Evil HR Lady Slaps Them Upside The Head With The Reality Stick
Suzanne Lucas, aka Evil HR Lady, reports on her blog that six women have filed a sex discrimination lawsuit against Bayer. She had a problem with their claim #14, as do I. Lucas quotes from the Bayer ladies' claim:
"The few women who have advanced beyond the director level and into the highest echelon of management have achieved this rank by sacrificing their personal lives and abandoning work-life balance. Female Vice President of Global Health Economics and Outcomes Research Kathleen Gondek is unmarried with no children, female Senior Director Susan Herster has no children and female Vice Presidents Shannon Campbell and Leslie North have others who serve as primary care-givers to their children."
Lucas' take on it (echoing my thinking):
And this is a problem because? Ladies, let me give you a dose of reality: Climbing into the executive ranks of a major pharmaceutical company requires the abandonment of work-life balance for men too.

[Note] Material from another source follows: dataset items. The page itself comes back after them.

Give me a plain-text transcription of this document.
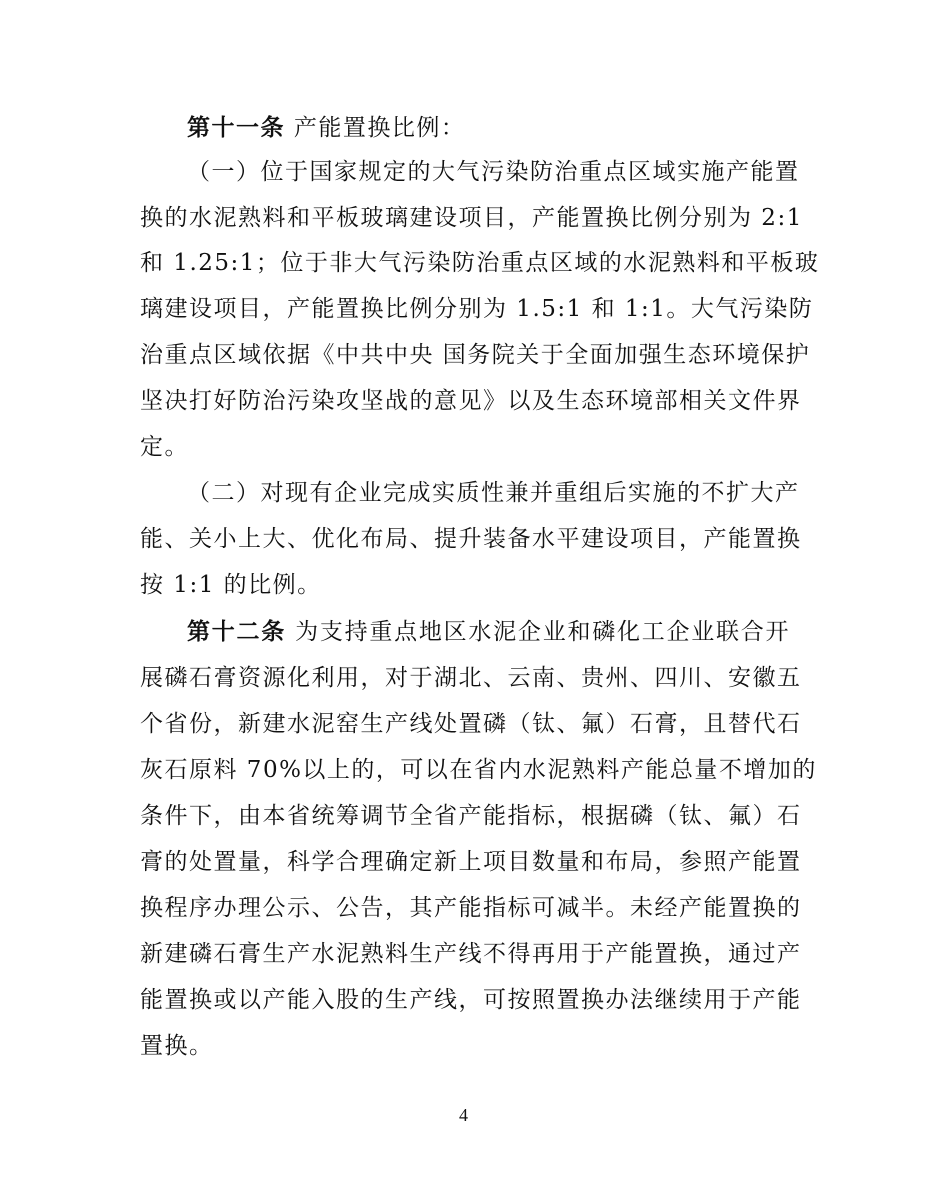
第十一条 产能置换比例：
（一）位于国家规定的大气污染防治重点区域实施产能置
换的水泥熟料和平板玻璃建设项目，产能置换比例分别为 2:1
和 1.25:1；位于非大气污染防治重点区域的水泥熟料和平板玻
璃建设项目，产能置换比例分别为 1.5:1 和 1:1。大气污染防
治重点区域依据《中共中央 国务院关于全面加强生态环境保护
坚决打好防治污染攻坚战的意见》以及生态环境部相关文件界
定。
（二）对现有企业完成实质性兼并重组后实施的不扩大产
能、关小上大、优化布局、提升装备水平建设项目，产能置换
按 1:1 的比例。
第十二条 为支持重点地区水泥企业和磷化工企业联合开
展磷石膏资源化利用，对于湖北、云南、贵州、四川、安徽五
个省份，新建水泥窑生产线处置磷（钛、氟）石膏，且替代石
灰石原料 70%以上的，可以在省内水泥熟料产能总量不增加的
条件下，由本省统筹调节全省产能指标，根据磷（钛、氟）石
膏的处置量，科学合理确定新上项目数量和布局，参照产能置
换程序办理公示、公告，其产能指标可减半。未经产能置换的
新建磷石膏生产水泥熟料生产线不得再用于产能置换，通过产
能置换或以产能入股的生产线，可按照置换办法继续用于产能
置换。
4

Do you really think that the male vice presidents are running when the school calls to say that little Paisley has just puked all over her desk? If you can show me that they are, then I apologize but I suspect if that were the case, it would have been documented in the lengthy complaint. My guess is that their wives/ex-wives/mothers-in-law or nannies are running to pick up Paisley.
If you choose to be the primary caregiver to children (and yes, it is a choice), you get the consequences along with it. One of those consequences is that you cannot spend as much time working as can your coworkers who are not the primary caregivers. I know that not everyone needs the same amount of time to accomplish the same tasks. But, when you have to skip out of a meeting because daycare is closing in 15 minutes, it's going to affect your career.
Smart chickie, Evil HR Lady. And I love the name.
My neighbor, who is the mom of two kids and has a third on the way, usually meets me on Sunday to hang out and write. She's been working very hard on a Y.A. novel for a number of years, and it's actually quite good.
She's trained as an architect (and designed some very cool restaurant and business interiors), but has been a stay-at-home-mom for 11 years. That's job one for her. And that's why, last Sunday, I threw my computer on my back and got to Starbucks at 9:30, and she got there at 2:30 -- after she made pancakes, shopped for her family's meals for the week, and helped her husband put together new beds for the two kids they already have.
Sorry, ladies, but you just can't have it all. Not out here in the real world.